Tenaga kerja orang-orang Cina umumnya hampir tidak ditemukan penduduk
setempat yang bekerja di panglong milik tauke Cina itu. Biasanya mereka adalah
sebagai penjual kayu untuk panglong kayu bakar dan arang kayu milik orang Cina
(Verslag van Arbeidsinspectie, 1929:145).
Tenaga Cina ini direkrut oleh tauke dari pasar tenag kerja di Singapura. Biaya
perekrutan dibebankan kepada calon kuli dengan perjanjian bahwa upah yang
mereka terima akan dpotong untuk membayar utang tersebut. Karena mereka bukan
penduduk Hindi Belanda, setiap kuli harus dibayar dengan fiskalnya oleh tauke.
Kuli-kuli Cina itu diangkut dengan tongkang atau wangkang milik tauke sendiri.
Salain itu juga tauke berkewajiban mengirim barang-barang kebutuhan pokok untuk
tenaga kerja di panglong. Seterusnya tauke tinggal menunggu ekspor kayu dari
panglongnya di Singapura, sambil melaksanakan bisnisnya yang lain.
Sebagaimana yang sudah dikatakan
sebekumnya bahwa sejak abad ke-20 sebagian tauke sudah memindahkan usaha
penggergajian papannya ke Singapura. Dengan demikian, jenis panglong ini juga
semakin sedikit jumlahnya di Bengkalis dan Riau. Yang diperlukan tauke adalah
kayu-kayu balok atau gelondongan yang kemudian dapat digergaji dengan mesin di
Singapura.
Jumlah panglong mencapai puncaknya
tahun 1930, pada masa berikutnya jumlahnya cenderung menurun disebabkan harga
kayu yang turun di pasar Singapura dan Hongkong, selain itu juga disebabkan
tauke kalah bersaing dengan para pengusaha pribumi yang mulai mengalihkan
usahanya dari tanaman karet ke usaha
panglong ini seperti halnya di Siak (Pastor 1927:116).. bahkan dikatakan bahwa
50% produksi kayu gelondongan ini bersal dari panglong pengusahan pribumi.
Selain biaya produksi yang rendah, pajak yang diberikan juga rendah, karena
berada di daerah yang berpemeintahan sendiri , di bawah kesultanan Siak.
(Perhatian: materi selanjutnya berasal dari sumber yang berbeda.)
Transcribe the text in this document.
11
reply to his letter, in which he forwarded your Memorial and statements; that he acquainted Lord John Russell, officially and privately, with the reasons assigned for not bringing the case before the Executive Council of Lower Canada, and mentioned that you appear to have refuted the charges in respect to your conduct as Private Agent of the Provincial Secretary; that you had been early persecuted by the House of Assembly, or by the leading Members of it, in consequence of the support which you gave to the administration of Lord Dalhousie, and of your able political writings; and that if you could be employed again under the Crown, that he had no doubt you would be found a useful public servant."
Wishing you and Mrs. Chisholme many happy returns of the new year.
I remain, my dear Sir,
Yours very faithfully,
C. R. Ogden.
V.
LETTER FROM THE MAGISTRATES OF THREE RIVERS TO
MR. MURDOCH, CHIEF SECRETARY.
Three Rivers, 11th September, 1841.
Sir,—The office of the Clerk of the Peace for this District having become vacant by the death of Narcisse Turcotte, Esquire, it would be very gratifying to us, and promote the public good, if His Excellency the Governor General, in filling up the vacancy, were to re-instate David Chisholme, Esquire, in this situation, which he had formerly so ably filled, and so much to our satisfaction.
Tenaga
kerja dari penduduk setempat dan karena itu tidak perlu pula membayar fiskal.
Slain itu biaya fiskal yang tinggi yang
dikenakan pemerintah untuk setiap tenaga kerja panglong yang datang dari Singapura juga menjadi
penyebab kemunduran panglong Cina tersebut (Verslag
van Arbeidsinspetie, 1937:116). Pada periode ini banyak tauke yang
memindahkan usahanya ke Malaka.
Jumlah panglong pada periode
berikutnya kembali meningkat pada tahun 1935. Hal ini disebabkan karena
pemerintah menurunkan biaya fiskal dari setiap kuli dengan maksud menarik
kembali para tauke tersebut. Bahkan dalam tahun 1936 pemerintah dalam keadaan
keuangan yang sulit ini mencoba menawarkan daerah-daerah lain seperti Aceh,
Sumatera Timur dan Jambi. Ternyata tawaran tersebut kurang memperolah perhatian
tauke, karena hanya dua panglong kayu balok yang dibuka tauke pada tahun 1937 (Verslag van Arbeidsinspetie, 1937:116).
Dilihat dari jenis cara produksinya,
panglong arang kayu dan kayu bakar lebih banyak terdapat di Karesidenan Riau
dari pada di Bengkalis, khsnya di Siak dan Indagiri. Sebelum meningkatnya di
tahun 1927 di Riau terjadi juga penurunan-penurunan jumlah panglong balok yang
disebabkan karena tauke kecil pemilik panglong balok menutup usahanya. Mereka
kalah bersaing dengan tauke panglong balok yang besar yang sejak tahun 1928
sudah memiliki alat transportasi railbaan, sehingga kayu-kayu besar tidak lagi
ditarik oleh kuli dari tengah hutan ke pinggir sungai, tetapi diangkat dengan
railbaan itu. Pada tahun 1931 saj 8 buah panglong balok ini gulung tikar (Verslag van Arbeidsinspetie, 1932:10).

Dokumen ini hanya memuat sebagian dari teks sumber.